2.      Inner regions cool and further collapse –Dark nebula

3.      Internal temperatures and pressures rise and fight collapse.  This process is a balance between gravity, cooling by radiation which tends to keep internal  temp and pressure low, and heating due to gravitational collapse.  Cloud fragments into smaller pieces..

4.      Since cooling can never be efficient enough to reduce the internal pressure enough according to current theories, “Something” causes further collapse.

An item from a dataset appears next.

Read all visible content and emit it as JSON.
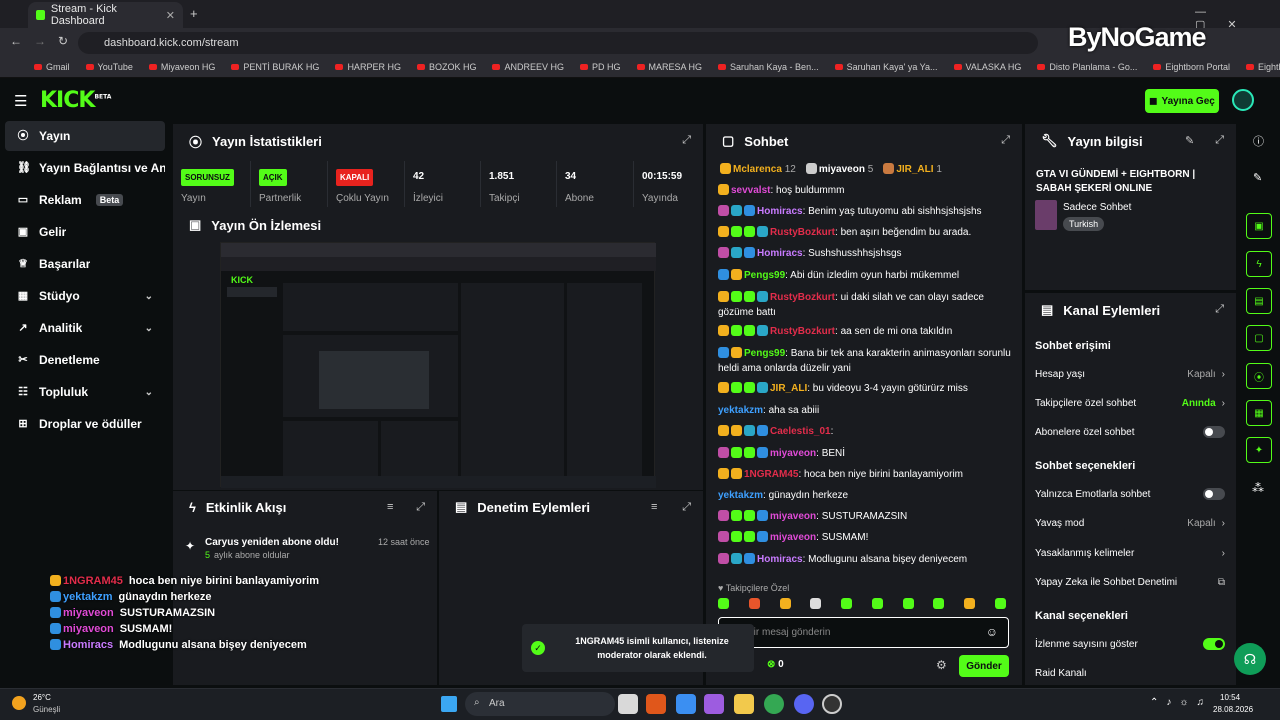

1. Shock waves from other, newly formed stars
2. Shock waves from supernova explosions
3. Shock waves from galactic spiral arms.

 

5.      Further collapse forms small, round Bok Globules.

 

6.      Globules collapse further and form proto-stars.

 

7.      After 1000’s of years, T_surface = 2000-3000K, M ~ 1M_solar, R ~ 20 R_solar, L ~ 100L_solar.  Star now appears on the Birthline on the H-R diagram.

 

8.      Cocoon nebula.

 

9.      Masses of stars:  80 M_solar > M_star > 0.08M_solar.

 

10.  Problems with Star formation- How does a single, isolated star not in a spiral galaxy form?  No shocks around?

 

 

Chapter 19 & 20  Stellar Evolution:    Stellar Evolution: The Death of Stars.

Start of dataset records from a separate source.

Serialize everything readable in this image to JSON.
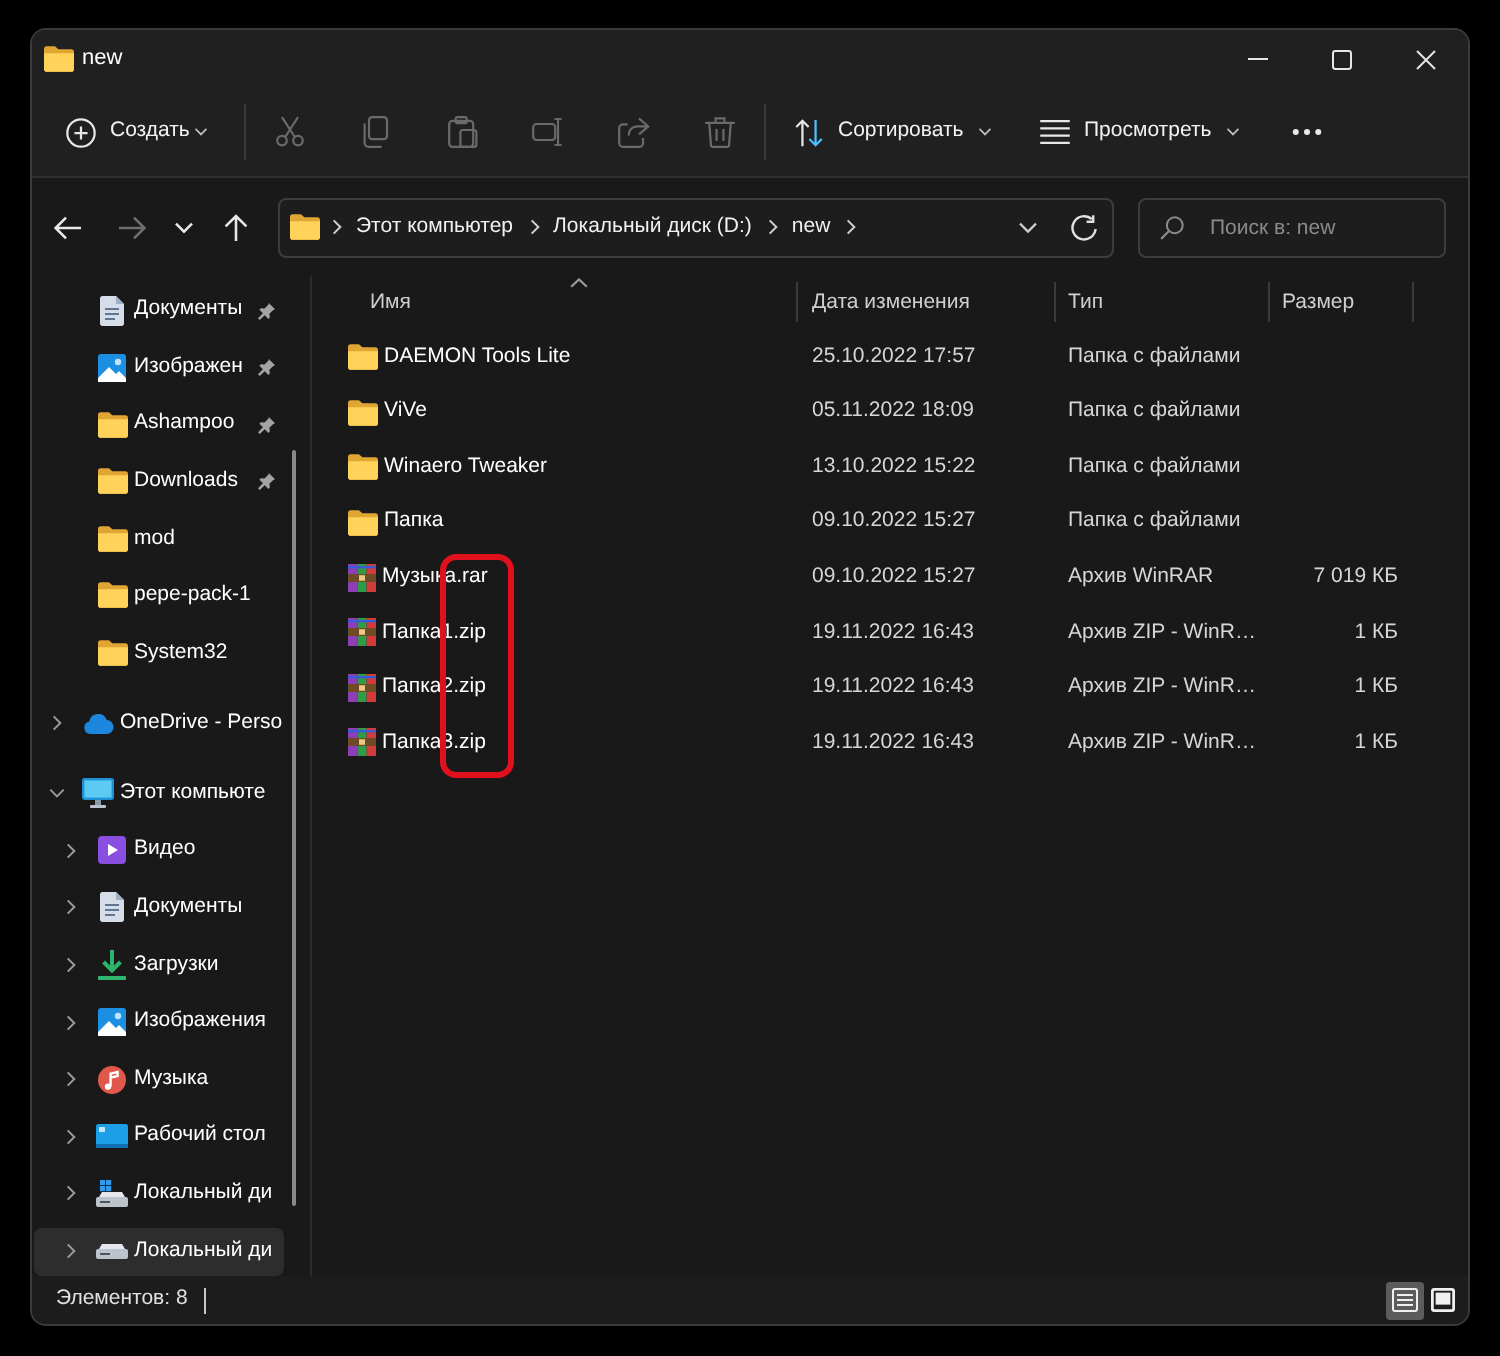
{
  "window": {
    "title": "new"
  },
  "toolbar": {
    "new_button": {
      "label": "Создать"
    },
    "actions": [
      {
        "disabled": true
      },
      {
        "disabled": true
      },
      {
        "disabled": true
      },
      {
        "disabled": true
      },
      {
        "disabled": true
      },
      {
        "disabled": true
      }
    ],
    "sort_button": {
      "label": "Сортировать"
    },
    "view_button": {
      "label": "Просмотреть"
    }
  },
  "navigation": [
    {
      "disabled": false
    },
    {
      "disabled": true
    },
    {
      "disabled": false
    },
    {
      "disabled": false
    }
  ],
  "address_bar": {
    "breadcrumbs": [
      "Этот компьютер",
      "Локальный диск (D:)",
      "new"
    ]
  },
  "search": {
    "placeholder": "Поиск в: new"
  },
  "sidebar": {
    "quick_access": [
      {
        "label": "Документы",
        "kind": "documents",
        "pinned": true,
        "selected": false
      },
      {
        "label": "Изображен",
        "kind": "pictures",
        "pinned": true,
        "selected": false
      },
      {
        "label": "Ashampoo",
        "kind": "folder",
        "pinned": true,
        "selected": false
      },
      {
        "label": "Downloads",
        "kind": "folder",
        "pinned": true,
        "selected": false
      },
      {
        "label": "mod",
        "kind": "folder",
        "pinned": false,
        "selected": false
      },
      {
        "label": "pepe-pack-1",
        "kind": "folder",
        "pinned": false,
        "selected": false
      },
      {
        "label": "System32",
        "kind": "folder",
        "pinned": false,
        "selected": false
      }
    ],
    "tree": [
      {
        "label": "OneDrive - Perso",
        "kind": "cloud",
        "expanded": false,
        "selected": false
      },
      {
        "label": "Этот компьюте",
        "kind": "computer",
        "expanded": true,
        "selected": false,
        "children": [
          {
            "label": "Видео",
            "kind": "video",
            "expanded": false,
            "selected": false
          },
          {
            "label": "Документы",
            "kind": "documents",
            "expanded": false,
            "selected": false
          },
          {
            "label": "Загрузки",
            "kind": "downloads",
            "expanded": false,
            "selected": false
          },
          {
            "label": "Изображения",
            "kind": "pictures",
            "expanded": false,
            "selected": false
          },
          {
            "label": "Музыка",
            "kind": "music",
            "expanded": false,
            "selected": false
          },
          {
            "label": "Рабочий стол",
            "kind": "desktop",
            "expanded": false,
            "selected": false
          },
          {
            "label": "Локальный ди",
            "kind": "system-drive",
            "expanded": false,
            "selected": false
          },
          {
            "label": "Локальный ди",
            "kind": "drive",
            "expanded": false,
            "selected": true
          }
        ]
      }
    ]
  },
  "columns": [
    {
      "label": "Имя",
      "sorted": true
    },
    {
      "label": "Дата изменения",
      "sorted": false
    },
    {
      "label": "Тип",
      "sorted": false
    },
    {
      "label": "Размер",
      "sorted": false
    }
  ],
  "rows": [
    {
      "kind": "folder",
      "name": "DAEMON Tools Lite",
      "date": "25.10.2022 17:57",
      "type": "Папка с файлами",
      "highlighted": false
    },
    {
      "kind": "folder",
      "name": "ViVe",
      "date": "05.11.2022 18:09",
      "type": "Папка с файлами",
      "highlighted": false
    },
    {
      "kind": "folder",
      "name": "Winaero Tweaker",
      "date": "13.10.2022 15:22",
      "type": "Папка с файлами",
      "highlighted": false
    },
    {
      "kind": "folder",
      "name": "Папка",
      "date": "09.10.2022 15:27",
      "type": "Папка с файлами",
      "highlighted": false
    },
    {
      "kind": "archive",
      "name": "Музыка.rar",
      "date": "09.10.2022 15:27",
      "type": "Архив WinRAR",
      "size": "7 019 КБ",
      "highlighted": true
    },
    {
      "kind": "archive",
      "name": "Папка1.zip",
      "date": "19.11.2022 16:43",
      "type": "Архив ZIP - WinR…",
      "size": "1 КБ",
      "highlighted": true
    },
    {
      "kind": "archive",
      "name": "Папка2.zip",
      "date": "19.11.2022 16:43",
      "type": "Архив ZIP - WinR…",
      "size": "1 КБ",
      "highlighted": true
    },
    {
      "kind": "archive",
      "name": "Папка3.zip",
      "date": "19.11.2022 16:43",
      "type": "Архив ZIP - WinR…",
      "size": "1 КБ",
      "highlighted": true
    }
  ],
  "status_bar": {
    "item_count": "Элементов: 8",
    "views": [
      {
        "selected": true
      },
      {
        "selected": false
      }
    ]
  }
}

·        Low mass Stars (3-4 M_solar)

 

a.       Core composition changes from H to He

b.      He fuses to Carbon at 100,000,000 K.

c.       As H is depleted in core, core collapses and heats up a H shell around core begins to burn and envelope expands – Red Giant stage.

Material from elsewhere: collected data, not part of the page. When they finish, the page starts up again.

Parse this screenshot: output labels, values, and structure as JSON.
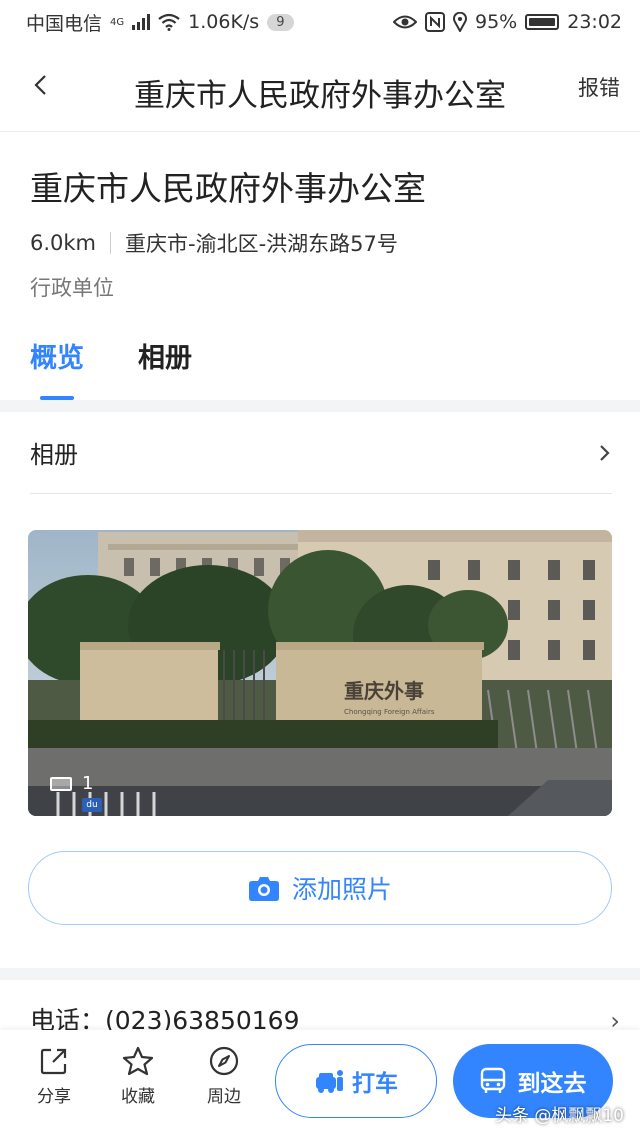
{
  "status_bar": {
    "carrier": "中国电信",
    "network": "4G",
    "speed": "1.06K/s",
    "notification_count": "9",
    "battery": "95%",
    "time": "23:02"
  },
  "header": {
    "title": "重庆市人民政府外事办公室",
    "report_label": "报错"
  },
  "place": {
    "name": "重庆市人民政府外事办公室",
    "distance": "6.0km",
    "address": "重庆市-渝北区-洪湖东路57号",
    "category": "行政单位"
  },
  "tabs": [
    {
      "label": "概览",
      "active": true
    },
    {
      "label": "相册",
      "active": false
    }
  ],
  "album": {
    "title": "相册",
    "photo_count": "1",
    "photo_sign_text": "重庆外事",
    "photo_sign_subtext": "Chongqing Foreign Affairs",
    "badge": "du",
    "add_photo_label": "添加照片"
  },
  "phone": {
    "label": "电话：",
    "number": "(023)63850169"
  },
  "bottom_bar": {
    "actions": [
      {
        "label": "分享",
        "icon": "share-icon"
      },
      {
        "label": "收藏",
        "icon": "star-icon"
      },
      {
        "label": "周边",
        "icon": "compass-icon"
      }
    ],
    "taxi_label": "打车",
    "go_label": "到这去"
  },
  "watermark": "头条 @枫飘飘10",
  "colors": {
    "accent": "#3385ff",
    "text": "#222222",
    "muted": "#777777",
    "divider": "#f3f4f6"
  }
}
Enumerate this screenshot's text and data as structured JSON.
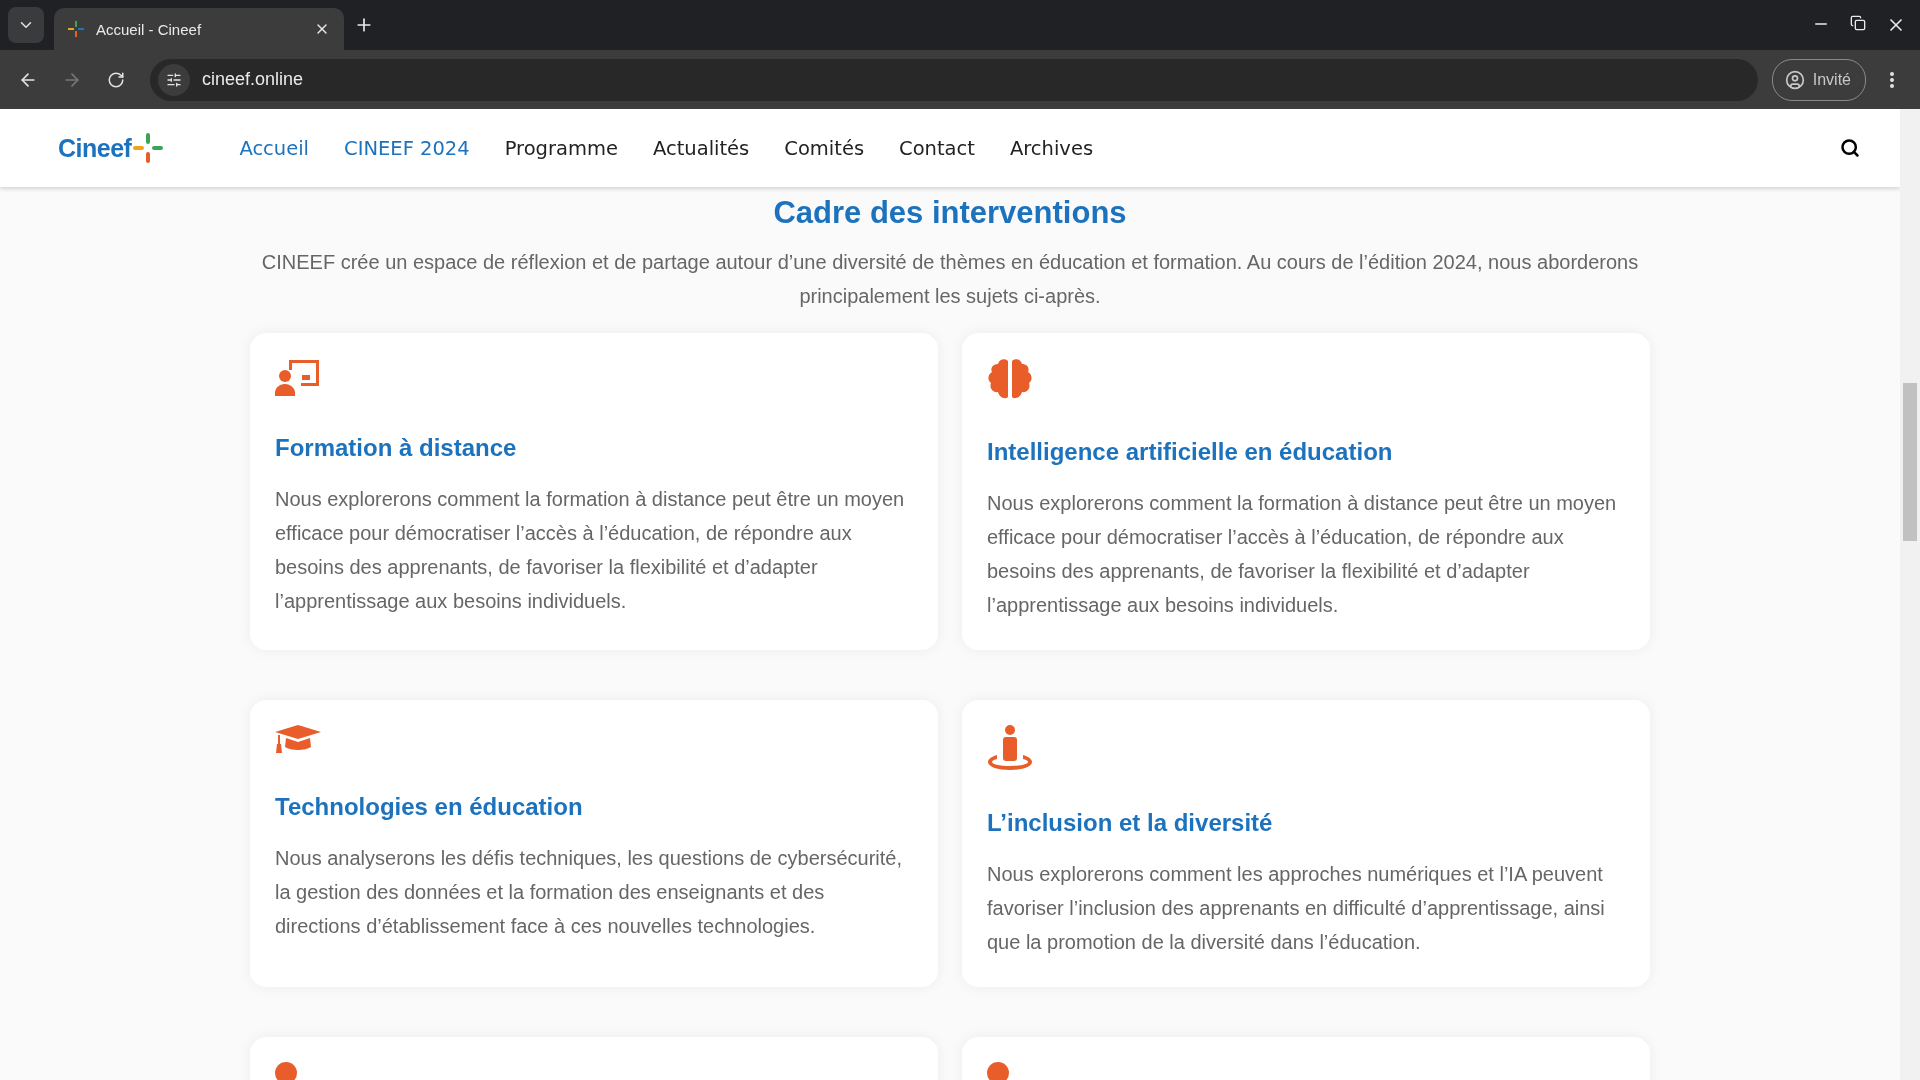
{
  "browser": {
    "tab_title": "Accueil - Cineef",
    "url": "cineef.online",
    "profile": "Invité"
  },
  "site": {
    "logo": "Cineef",
    "nav": [
      {
        "label": "Accueil",
        "active": true
      },
      {
        "label": "CINEEF 2024",
        "active": true
      },
      {
        "label": "Programme",
        "active": false
      },
      {
        "label": "Actualités",
        "active": false
      },
      {
        "label": "Comités",
        "active": false
      },
      {
        "label": "Contact",
        "active": false
      },
      {
        "label": "Archives",
        "active": false
      }
    ]
  },
  "section": {
    "title": "Cadre des interventions",
    "intro": "CINEEF crée un espace de réflexion et de partage autour d’une diversité de thèmes en éducation et formation. Au cours de l’édition 2024, nous aborderons principalement les sujets ci-après.",
    "cards": [
      {
        "kind": "presentation",
        "title": "Formation à distance",
        "text": "Nous explorerons comment la formation à distance peut être un moyen efficace pour démocratiser l’accès à l’éducation, de répondre aux besoins des apprenants, de favoriser la flexibilité et d’adapter l’apprentissage aux besoins individuels."
      },
      {
        "kind": "brain",
        "title": "Intelligence artificielle en éducation",
        "text": "Nous explorerons comment la formation à distance peut être un moyen efficace pour démocratiser l’accès à l’éducation, de répondre aux besoins des apprenants, de favoriser la flexibilité et d’adapter l’apprentissage aux besoins individuels."
      },
      {
        "kind": "cap",
        "title": "Technologies en éducation",
        "text": "Nous analyserons les défis techniques, les questions de cybersécurité, la gestion des données et la formation des enseignants et des directions d’établissement face à ces nouvelles technologies."
      },
      {
        "kind": "person",
        "title": "L’inclusion et la diversité",
        "text": "Nous explorerons comment les approches numériques et l’IA peuvent favoriser l’inclusion des apprenants en difficulté d’apprentissage, ainsi que la promotion de la diversité dans l’éducation."
      },
      {
        "kind": "partial"
      },
      {
        "kind": "partial"
      }
    ]
  }
}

d.      Core continues to collapse until T ~ 100,000,000K.  Helium burns explosive (Helium flash) because of quantum degeneracy (all He is at same temp).

e.       Outer layers are blown off into interstellar space (planetary nebula) and hot, solid carbon core becomes a White Dwarf.

 

• High Mass Stars (over 3-4 M_Solar)

 

a.       Core composition changes from H to He

b.      He burning takes off smoothly due to high gravitational pressure.  So star has a core burning He to Carbon, and a shell buring H to He, and a H envelope.

c.       Onion Skin Model

·        H to He

·        He to Carbon

·        Carbon to Magnesium and Neon

·        Neon to Magnesium and oxygen

·        Oxygen to silicon

·        Silicon to iron

d.      At this point Iron burning is an endothermic reaction, it doesn’t release energy as the previous reaction, but saps the energy of the core!  This causes immediate core collapse.  As outer layers crash onto the core, the envelope material is blown off and a supernova results!

e.       If core mass is less than 1.4 M_solar the the core remnant is a white dwarf.

f.        If core mass is greater than 1.4 M_solar, neutron star.

g.       If core mass exceeds abut 3 M_solar, then core remnant is a black hole!